Bir İlham Perisi, Doğa.
Muhteşem işleyişiyle doğa eskiden beri insanların kurduğu yapay sistemlere ilham olmaya, olası aksaklıklarda çözüm yolu sunmaya devam ediyor. İnovasyonla doğanın yolu bir noktada birbiriyle kesişiyor.
Bugün hayatımıza tamamen yerleşen İnovasyon, yaşamlarımızın konforunu arttırdığı için çok değer görmekte. Yeni gelişen teknolojik ürünler, en sıra dışı hizmetlerle gündeme gelen inovasyon, dünyada güçlü bir rekabet rüzgârı estiriyor. Ancak inovasyonun güçlü ve sürdürülebilir olması için farklı ve yaratıcı fikirlere devamlı olarak ihtiyaç varken bu fikirlere ulaşmak ise her zaman o kadar kolay olmayabiliyor. Bu arayışa yanıt bulma arayışıyla bilim insanları, mühendisler ve mimarlar gözünü doğaya çevirince çarpıcı keşifler ve bağlantılarla karşılaştılar.
Yüzyıllardır kusursuz şekilde işleyen düzeniyle doğanın bizim bugün yeni keşfettiğimiz birçok şeyi zaten kullandığını, Uzun zamandır çözümünü aradığımız sorunu da çoktan çözdüğünü görmek büyüleyici. İşte kimi zaman tesadüfen kimi zaman da uzun araştırmalarla doğanın bu mucizeleri ilham olarak yaşamımıza bir şekilde taşınıyor.
Bu gün artık doğanın sahip olduğu zenginlikleri ve sırları inceleyen bir bilim dalı var.
Adı da Biyomimikri. Biyo-yaşam ve mimikri –benzetim şeklinde iki kelimeden oluşan bu isme belki aşina olanlarınız vardır. Ancak henüz yaygın bir kullanımı olmayan Biyomimikri; insanların doğadan ilham alarak ya da taklit ederek yeni ürünler, tasarımlar, sistemler üretmesi. Sizin de farkına vardığınız gibi bu yeni bir durum değil aksine insanlık tarihi kadar eski. Zamanında birçok dahi beyin karşılaştıkları güçlükler için doğadan ilham almışlar. Doğadan aldıkları ilhamı tasarımlarda buluşlarda kullanılmış. Aslına sadece yeni olan Biyomimikri konusunda makale, kitap yazılması ve hatta eğitimlere başlanmasıdır.

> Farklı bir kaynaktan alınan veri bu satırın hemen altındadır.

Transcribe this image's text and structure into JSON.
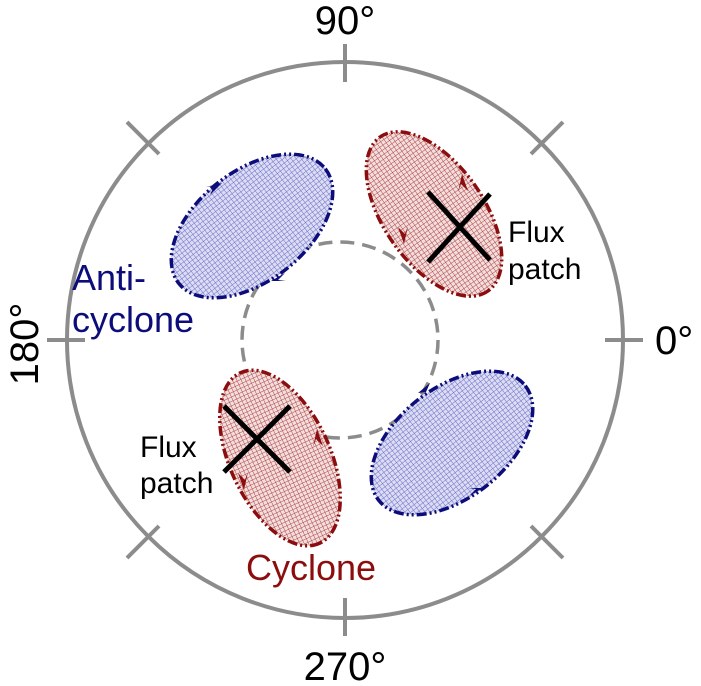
{
  "angles": {
    "top": "90°",
    "right": "0°",
    "bottom": "270°",
    "left": "180°"
  },
  "labels": {
    "anticyclone_line1": "Anti-",
    "anticyclone_line2": "cyclone",
    "cyclone": "Cyclone",
    "flux_patch_right_line1": "Flux",
    "flux_patch_right_line2": "patch",
    "flux_patch_left_line1": "Flux",
    "flux_patch_left_line2": "patch"
  },
  "colors": {
    "circle": "#8c8c8c",
    "cyclone": "#8b0d0d",
    "anticyclone": "#0c0c7a",
    "cyclone_fill": "#d9a3a3",
    "anticyclone_fill": "#b5b8e6",
    "cross": "#000000"
  }
}
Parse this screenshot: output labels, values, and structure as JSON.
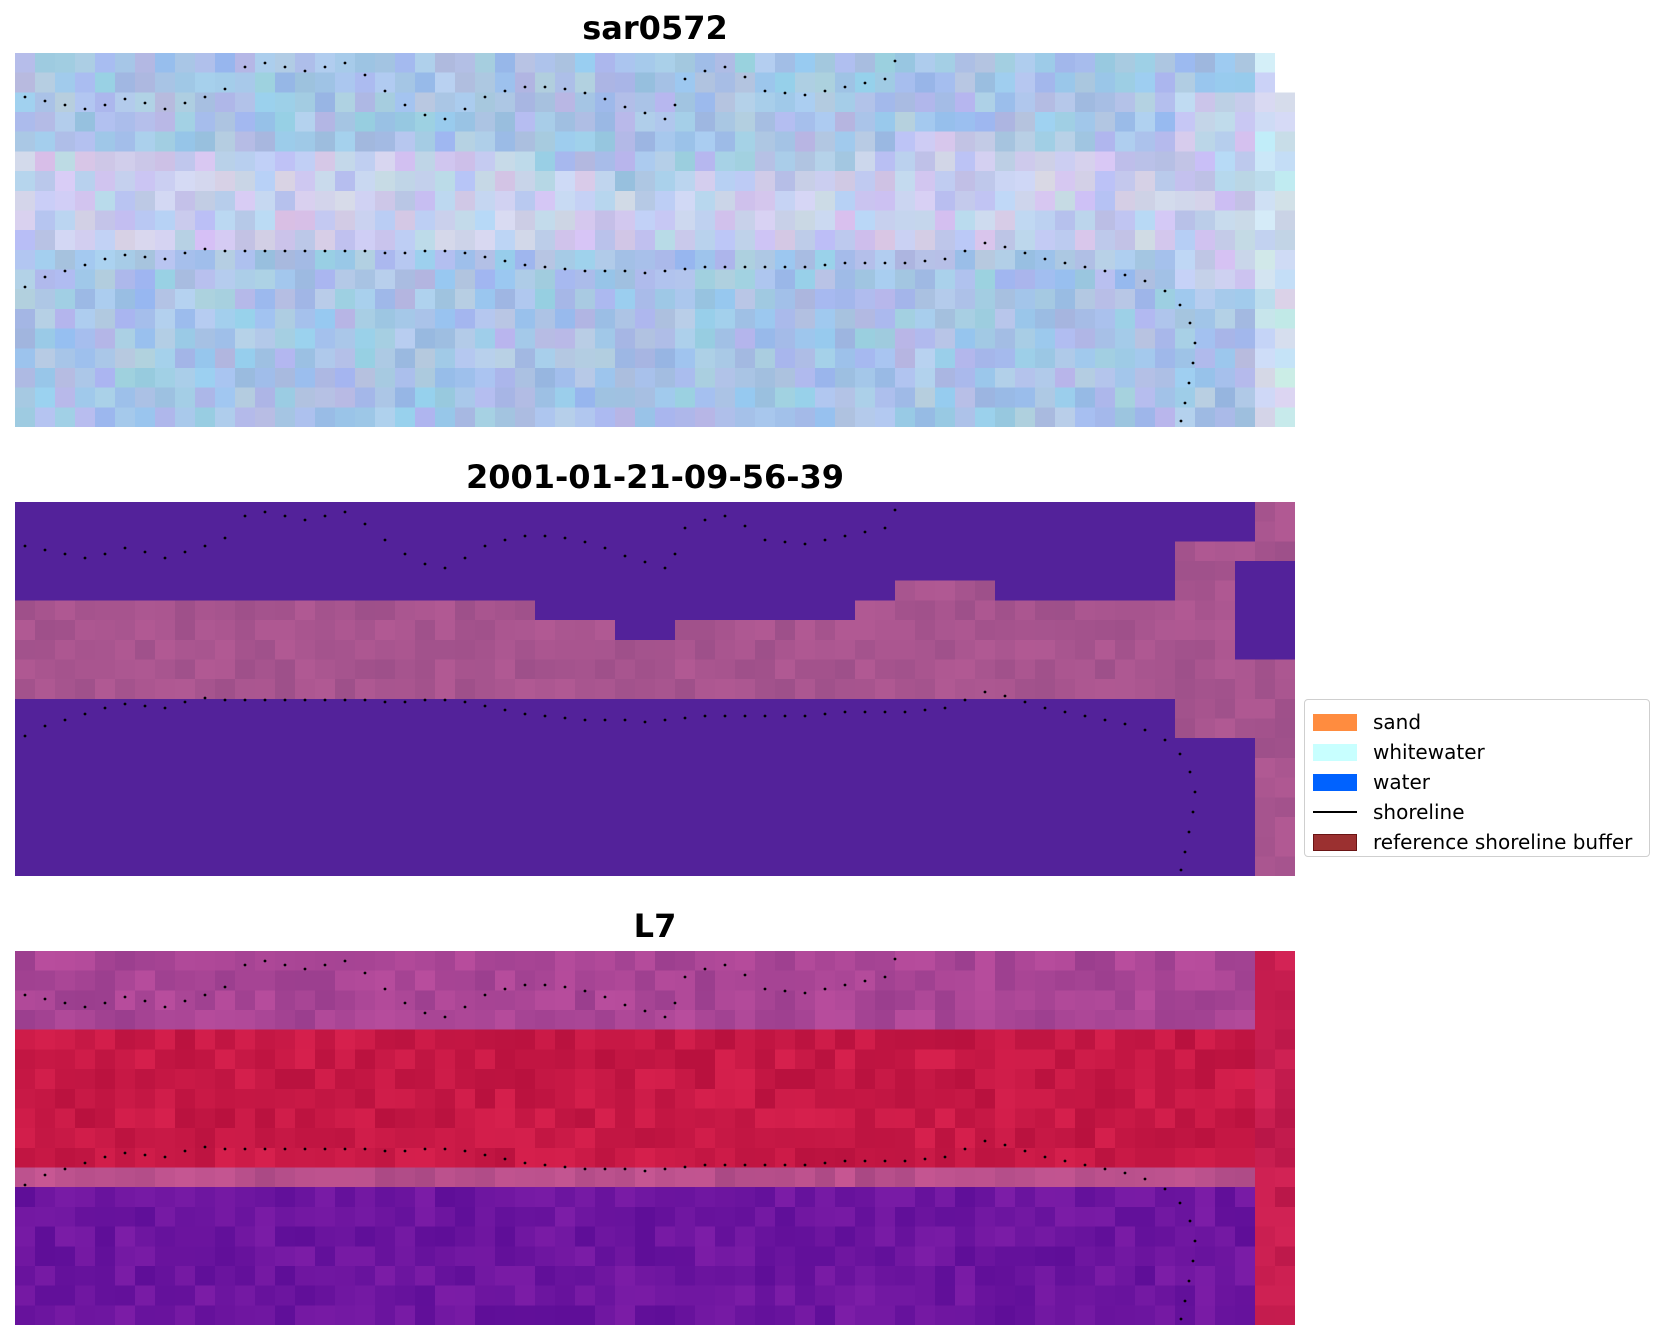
{
  "panels": [
    {
      "title": "sar0572",
      "kind": "rgb"
    },
    {
      "title": "2001-01-21-09-56-39",
      "kind": "classified"
    },
    {
      "title": "L7",
      "kind": "index"
    }
  ],
  "legend": {
    "items": [
      {
        "label": "sand",
        "color": "#ff8c3f",
        "style": "patch"
      },
      {
        "label": "whitewater",
        "color": "#c8ffff",
        "style": "patch"
      },
      {
        "label": "water",
        "color": "#0062ff",
        "style": "patch"
      },
      {
        "label": "shoreline",
        "color": "#000000",
        "style": "line"
      },
      {
        "label": "reference shoreline buffer",
        "color": "#9b3030",
        "style": "patch"
      }
    ]
  },
  "colors": {
    "classified_water": "#53229a",
    "classified_sand": "#a8558f",
    "index_high": "#c4103f",
    "index_low": "#6a12a0",
    "rgb_base": "#a8c4e8"
  }
}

Biyomimikri’ye çok eskilerden örnek vermek gerekirse Leonardo da Vinci ve Wright Kardeşlerden bahsedebiliriz. Leonardo da Vinci nin kuşların nasıl uçtuklarını inceleyerek geliştirdiği ürüne Wright Kardeşler motor takarak bugün kullandığımız uçakların atasını yapmışlar. Uçakların rahat bir kalkış yapmaları için kuşların aerodinamik hareketleri ve kanatları taklit edilmektedir. Günümüzde İleri teknolojide üretilen uçaklara bakıldığında bile ürettiğimiz uçaklar son derece karmaşık hareket kontrolü olan kuşların yanında basit birer taklit olarak kalmaktadır.
Daha farklı bir örnek, bir balıkçıl olan yalıçapkını kuşundan. Küçük ama gayet hızlı ve etkili bir avcı olan bu kuş hızlı trene ilham olmuş. Japon JR West firmasının geliştirdiği dünyanın en hızlı giden yolcu treninin tünellerden çıkarken çok fazla ses çıkarması sorununa yalıçapkını kuşunu inceleyerek farklı bir çözüm buldular. Yalıçapkını kuşu suya dalış yaparken tıpkı trenin tünele girdiği zaman hava direnci nedeniyle ani değişiklikler yaşamasına benzer değişiklikler yaşar. Trenin burnu, ön farlar da dâhil olmak üzere tıpatıp yalıçapkını kuşunun gagası taklit edilerek tasarlandı. Trenin bu tasarımdan sonra tünellerden çıkarken yaşanan ses patlamasının önüne geçilebildi ve %10 daha hızlı gitmeye başladı. Aynı zamanda %30 oranında hava basıncı azaldı ve elektrik kullanımı %15 azaldı. İşte bu doğayı örnek alarak yapılan mükemmel bir uyarlamadır. Mimari alanda da doğadan esinlenme oldukça yaygın. Binalar, binalarda kullanılan sistemlerden içinde yer alan eşyaların tasarımına kadar çok geniş bir yelpazede doğanın esintilerini görmek mümkün.